In Apple’s debut thriller, a Montreal prosecutor’s latest case involves a friend from law school who claims the murder he committed was involuntary—because he was sleepwalking at the time.

Soon after stabbing a man to death, lawyer Julian McCarthy calls the police and claims not to know the victim or have any recollection of killing him. When Crown Prosecutor Meredith Delay’s boss assigns her the case, she warns him that there’s a conflict: she knows Julian from McGill University Law School, which they both attended more than a decade earlier. But her boss doesn’t budge, and she soon finds out that she’ll be facing another McGill alum—Julian’s attorney and her on-again, off-again boyfriend, Jonathan Sayers. Julian purports to have a history of sleepwalking, during which he has unconsciously performed complex tasks. He invokes “non-insane automatism” as a defense; in other words, he asserts that he killed someone unintentionally. Meredith tries to debunk Julian’s claim, starting by investigating a possible link between him and the victim, Nick Allan, a professional hockey player and convicted sex offender. If she can prove that Julian knew Nick, she’ll have confirmation that he lied to police. In her personal life, Meredith is in a loveless relationship; she’s also been depressed lately and trying to avoid opening a bottle of pills (“for the pain to recede”) in her medicine cabinet. This largely humorless story perfectly complements its grim narrator, Meredith. Even she can’t explain why she continually avoids having a closer connection with her nice-guy boyfriend, Chris. Readers eventually learn why she’s in such a funk via recurrent flashbacks to her law school years and her vacillating romance with Jonathan.
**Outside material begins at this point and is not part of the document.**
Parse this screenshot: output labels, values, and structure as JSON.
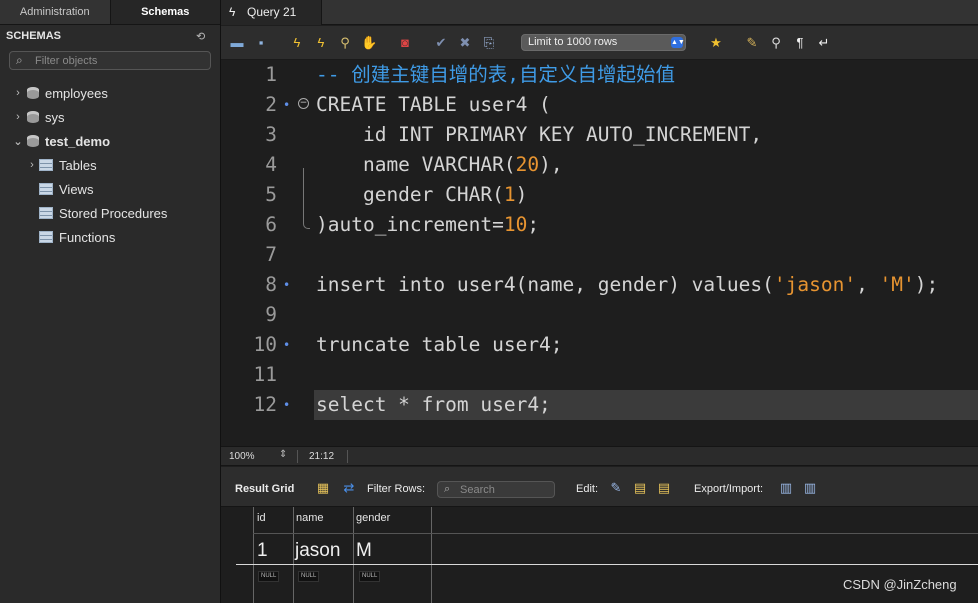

Fortunately, Apple also shows how Meredith’s work in the present day with her firm’s newest lawyer, Richard Toms, brings out her best qualities; she displays both patience and professionalism in answering the inexperienced lawyer’s myriad questions, most tellingly in short notes she writes him at trial: “Poker face,” she writes at one point, so he won’t openly react. A mystery blankets the narrative from the opening prologue, set months after the main plotline, in which Meredith calls herself “nearly a fugitive.” The ending, however, is a bit predictable, although how Meredith and others get there is the fun part.

An often dour courtroom tale with a pleasantly complicated protagonist.